わたしは、ただこの人々のためだけでなく、彼らのことばによってわたしを信じる人々のためにもお願いします。(20節)

 私たちも、信仰が自分だけで終わってしまわないように、誰かに救いを伝えましょう。あなたが救いに導いた人で終わってもいけません。その人たちが次の人にバトンタッチできるようにも祈りましょう。

 血のつながる家族という面で言えば、子供がクリスチャンになるように祈り導き、孫もクリスチャンになるよう祈り励まし、ひ孫もクリスチャンになるように祈るという具合です。
 誰かを救いにに導くという側面でいえば、私→私が決心に導いた人→その人が導いた人、という順番になります。

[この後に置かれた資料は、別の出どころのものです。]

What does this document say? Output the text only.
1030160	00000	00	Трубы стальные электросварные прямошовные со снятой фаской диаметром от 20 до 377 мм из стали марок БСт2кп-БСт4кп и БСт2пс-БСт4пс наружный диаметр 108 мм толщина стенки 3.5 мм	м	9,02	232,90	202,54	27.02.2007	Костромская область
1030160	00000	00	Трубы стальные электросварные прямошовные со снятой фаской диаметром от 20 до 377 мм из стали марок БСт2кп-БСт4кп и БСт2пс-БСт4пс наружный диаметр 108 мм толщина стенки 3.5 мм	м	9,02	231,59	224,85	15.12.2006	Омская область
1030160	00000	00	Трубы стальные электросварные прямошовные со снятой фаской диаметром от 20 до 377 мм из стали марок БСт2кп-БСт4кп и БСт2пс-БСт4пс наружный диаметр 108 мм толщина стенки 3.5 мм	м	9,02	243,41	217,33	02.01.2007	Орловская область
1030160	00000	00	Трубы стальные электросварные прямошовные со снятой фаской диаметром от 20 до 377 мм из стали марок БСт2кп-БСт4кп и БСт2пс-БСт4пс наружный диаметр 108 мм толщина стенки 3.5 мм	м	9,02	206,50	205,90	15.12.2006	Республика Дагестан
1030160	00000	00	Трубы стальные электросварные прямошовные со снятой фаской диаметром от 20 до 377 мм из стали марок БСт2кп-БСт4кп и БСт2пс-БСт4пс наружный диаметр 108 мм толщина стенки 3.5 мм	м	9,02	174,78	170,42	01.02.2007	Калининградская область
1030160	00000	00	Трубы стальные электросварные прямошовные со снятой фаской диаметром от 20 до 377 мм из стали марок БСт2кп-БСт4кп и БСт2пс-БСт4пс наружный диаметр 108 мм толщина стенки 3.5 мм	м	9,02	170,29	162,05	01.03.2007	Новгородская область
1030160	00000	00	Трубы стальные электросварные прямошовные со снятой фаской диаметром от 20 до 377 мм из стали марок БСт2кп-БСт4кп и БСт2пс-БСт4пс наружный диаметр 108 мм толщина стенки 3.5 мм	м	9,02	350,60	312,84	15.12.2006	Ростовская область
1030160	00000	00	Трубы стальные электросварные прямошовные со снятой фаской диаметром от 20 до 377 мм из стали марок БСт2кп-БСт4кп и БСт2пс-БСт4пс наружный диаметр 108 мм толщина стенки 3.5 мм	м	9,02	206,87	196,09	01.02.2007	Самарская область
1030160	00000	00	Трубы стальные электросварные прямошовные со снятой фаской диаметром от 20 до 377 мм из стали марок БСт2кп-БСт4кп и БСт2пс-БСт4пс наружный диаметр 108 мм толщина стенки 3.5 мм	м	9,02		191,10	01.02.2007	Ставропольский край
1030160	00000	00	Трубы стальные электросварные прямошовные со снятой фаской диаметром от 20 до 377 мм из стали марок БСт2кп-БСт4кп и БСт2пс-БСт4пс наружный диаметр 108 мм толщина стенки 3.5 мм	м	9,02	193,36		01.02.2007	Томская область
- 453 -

その3代目の人のためにも、その次の世代のためにも祈りましょう。パウロも同じようなことを言っています。

 「多くの証人の前で私から聞いたことを、他の人にも教える力のある忠実な人たちにゆだねなさい」(第二テモテ2:2)

 最終的には、どんなに多くのクリスチャンが生まれても、ユニティーを失っては台無しです。。三位一体の神の交わりに信じた者が入れてもらい、その交わりが一つであり続けることが神の栄光につながります。

それは、父よ、あなたがわたしにおられ、わたしがあなたにいるように、彼らがみな一つとなるためです。また、彼らもわたしたちにおるようになるためです。そのことによって、あなたがわたしを遣わされたことを、世が信じるためなのです。(21節)

 まとめましょう。
 主イエスは、常に神の栄光を求めながら、父なる神と親しく語り合う方です。父なる神と御子主イエスとの親しい交わりにわたし達を招き入れてくれる方です。
その交わりにしっかりコネクトできるように、主イエスは私たちのために祈り、私たちの次の世代のためにも祈られました。
 主イエスのような素晴らしい紹介者はいません。主イエスに仲介していただいたのですから、もっと神を親しく神を知る者、神の栄光をあらわす者になりたいですね。
 そして、私たちも、3つの祈り(=神の栄光をあらわせるよう、次の世代のための祈り、その次の世代のための祈り)をしていきましょう。

 モニカは、331年に北アフリカに生まれた女性でした。結婚相手は暴力を奮う男。息子は放蕩して手がつけられません。それで、いつしか、祈りの人になりました。
息子が主イエスのもとに導かれるようにと祈っていたとき、司教から「涙の子は滅びない」と励まされました。この息子が、後に歴史に名高い神学者になりました。モニカはアウグスティヌスの母なのです。
一人の涙の祈りが、息子という次の世代を導き、その息子により次の世代にまで影響を残す祈りとなっていきました。主も、私たちの涙の祈りを知っていて下さいます。「わたしはあなたの祈りを聞いた。あなたの涙も見た。」(イザヤ38:5)


→あなたの番です
 □今週、祈る人になりましょう。
 □自分のために祈り、弟子や子供のために祈り、孫や将来救われる人のために祈りましょう
 □神の栄光のために祈りましょう。